正猶豫着是要重新開檔還是亡羊補牢,就聽到了門口傳來了叩叩叩的敲門聲,正想着是誰呢,突然意識到了今天是週末,而之前好像被某個人套路,把自己這週末給套進去了……
Emmmmmmmm
準備站起來,不知不覺已經玩了這麼久了嗎?順便看了一眼時間,夏知差點就臥槽出聲了。
三點鐘起,三點半洗完澡開始玩遊戲,玩了兩個多小時,算它兩個半小時,現在也才早上六點。而電腦上顯示的時間也和夏知計算的差不了幾分鐘,所以……
夏知輕手輕腳地走到玄關前,通過門上的貓眼看了看,雖然有點黑,但確實是立花彩沒有錯。把門打開:“你有毒吧,現在才幾點啊?”
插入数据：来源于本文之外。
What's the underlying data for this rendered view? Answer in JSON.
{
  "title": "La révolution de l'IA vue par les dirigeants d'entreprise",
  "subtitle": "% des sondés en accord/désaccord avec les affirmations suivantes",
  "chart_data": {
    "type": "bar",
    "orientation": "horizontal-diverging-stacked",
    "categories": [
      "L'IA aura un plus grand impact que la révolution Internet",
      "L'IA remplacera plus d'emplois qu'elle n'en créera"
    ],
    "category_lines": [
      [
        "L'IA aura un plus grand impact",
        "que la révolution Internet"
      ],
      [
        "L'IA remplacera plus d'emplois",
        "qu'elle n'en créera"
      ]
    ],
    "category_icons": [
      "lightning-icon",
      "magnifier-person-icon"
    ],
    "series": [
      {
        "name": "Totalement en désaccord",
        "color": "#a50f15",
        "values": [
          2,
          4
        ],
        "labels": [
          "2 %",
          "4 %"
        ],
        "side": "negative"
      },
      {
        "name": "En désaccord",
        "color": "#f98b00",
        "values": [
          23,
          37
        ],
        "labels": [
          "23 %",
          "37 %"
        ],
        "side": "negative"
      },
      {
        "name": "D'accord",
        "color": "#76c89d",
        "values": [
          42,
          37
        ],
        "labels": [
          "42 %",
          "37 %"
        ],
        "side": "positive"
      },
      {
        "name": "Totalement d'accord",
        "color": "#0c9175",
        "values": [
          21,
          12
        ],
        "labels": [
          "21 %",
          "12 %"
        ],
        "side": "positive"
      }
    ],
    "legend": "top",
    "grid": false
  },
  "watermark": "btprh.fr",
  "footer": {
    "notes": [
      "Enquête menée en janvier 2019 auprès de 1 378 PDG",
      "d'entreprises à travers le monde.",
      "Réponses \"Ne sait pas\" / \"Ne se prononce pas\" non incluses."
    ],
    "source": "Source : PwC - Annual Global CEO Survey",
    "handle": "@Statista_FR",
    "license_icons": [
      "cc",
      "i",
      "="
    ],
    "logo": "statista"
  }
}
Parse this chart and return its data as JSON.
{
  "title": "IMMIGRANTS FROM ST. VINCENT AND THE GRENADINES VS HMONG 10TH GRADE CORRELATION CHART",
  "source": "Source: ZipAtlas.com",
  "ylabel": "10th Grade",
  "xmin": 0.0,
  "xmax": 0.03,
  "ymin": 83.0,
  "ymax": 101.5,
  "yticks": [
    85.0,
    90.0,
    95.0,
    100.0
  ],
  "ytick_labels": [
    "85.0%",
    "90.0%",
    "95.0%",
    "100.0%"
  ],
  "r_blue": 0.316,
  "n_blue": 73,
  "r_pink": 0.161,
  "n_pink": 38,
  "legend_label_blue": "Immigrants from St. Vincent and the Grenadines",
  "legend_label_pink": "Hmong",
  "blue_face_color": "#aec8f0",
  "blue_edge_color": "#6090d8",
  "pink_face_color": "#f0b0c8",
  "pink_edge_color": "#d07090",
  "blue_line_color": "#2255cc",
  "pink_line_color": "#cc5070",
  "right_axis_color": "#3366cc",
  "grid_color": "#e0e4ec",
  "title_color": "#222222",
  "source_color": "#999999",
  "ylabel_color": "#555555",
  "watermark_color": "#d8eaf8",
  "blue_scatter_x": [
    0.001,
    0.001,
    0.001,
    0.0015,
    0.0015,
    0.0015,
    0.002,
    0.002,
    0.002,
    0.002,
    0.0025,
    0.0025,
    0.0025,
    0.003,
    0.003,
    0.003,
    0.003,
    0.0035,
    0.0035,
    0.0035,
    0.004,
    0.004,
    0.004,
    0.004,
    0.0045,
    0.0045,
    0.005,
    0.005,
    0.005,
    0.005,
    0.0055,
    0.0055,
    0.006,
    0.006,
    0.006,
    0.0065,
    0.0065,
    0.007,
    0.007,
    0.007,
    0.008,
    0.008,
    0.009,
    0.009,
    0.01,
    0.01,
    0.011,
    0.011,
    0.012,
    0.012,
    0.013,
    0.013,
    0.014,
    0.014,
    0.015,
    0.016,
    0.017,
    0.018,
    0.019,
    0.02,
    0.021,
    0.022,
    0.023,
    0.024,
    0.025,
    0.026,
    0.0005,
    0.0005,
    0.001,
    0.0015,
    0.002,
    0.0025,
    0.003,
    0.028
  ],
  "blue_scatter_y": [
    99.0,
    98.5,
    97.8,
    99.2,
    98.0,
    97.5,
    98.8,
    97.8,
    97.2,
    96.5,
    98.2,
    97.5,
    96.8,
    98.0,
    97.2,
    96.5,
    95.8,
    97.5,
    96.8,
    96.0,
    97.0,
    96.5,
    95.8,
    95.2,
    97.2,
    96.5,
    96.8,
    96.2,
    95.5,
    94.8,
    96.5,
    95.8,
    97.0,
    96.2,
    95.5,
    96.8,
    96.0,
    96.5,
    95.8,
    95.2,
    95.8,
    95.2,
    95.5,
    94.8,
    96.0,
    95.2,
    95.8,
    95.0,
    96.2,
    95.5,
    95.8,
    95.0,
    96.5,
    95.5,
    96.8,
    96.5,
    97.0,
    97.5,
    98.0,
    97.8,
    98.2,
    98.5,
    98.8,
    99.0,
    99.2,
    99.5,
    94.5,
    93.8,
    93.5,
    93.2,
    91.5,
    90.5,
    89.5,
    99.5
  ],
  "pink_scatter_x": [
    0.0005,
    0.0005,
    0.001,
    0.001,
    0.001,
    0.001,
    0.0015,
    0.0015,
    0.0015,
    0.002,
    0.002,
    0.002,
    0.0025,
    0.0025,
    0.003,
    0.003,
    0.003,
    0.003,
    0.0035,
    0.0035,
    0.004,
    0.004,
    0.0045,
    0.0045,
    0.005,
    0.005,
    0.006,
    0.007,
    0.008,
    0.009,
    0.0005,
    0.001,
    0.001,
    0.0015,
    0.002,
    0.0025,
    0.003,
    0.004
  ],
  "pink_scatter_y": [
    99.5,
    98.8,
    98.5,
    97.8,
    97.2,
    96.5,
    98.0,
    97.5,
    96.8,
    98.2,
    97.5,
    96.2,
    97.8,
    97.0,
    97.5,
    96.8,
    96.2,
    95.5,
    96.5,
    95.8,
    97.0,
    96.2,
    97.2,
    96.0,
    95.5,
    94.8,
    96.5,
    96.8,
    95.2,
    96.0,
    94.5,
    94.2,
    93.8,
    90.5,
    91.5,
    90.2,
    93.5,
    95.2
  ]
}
正準備拿出手機給夏知打電話的立花彩也懵了,看了看突然被打開了的門,這和自己計劃的有點不太一樣。
“你起這麼早幹什麼?不睡覺了?”
“我還想問你呢。”夏知翻了個白眼,看着立花彩一副臥了個槽的表情,意識到自己貌似意外地破壞了她的某個沒有顯露出來的陰謀。
“好了,我要再睡會。你自己從哪裡來回那裡去吧。”夏知想要把門關上,但是門卻紋絲不動。
“真是絕情啊……我都過來了,讓我進去吧。外面好冷的。”一邊說着,立花彩一點也不和夏知客氣地朝裡面走着。
有心殺賊,無力迴天。雖然有點區別,但是也差不多是這種心情了。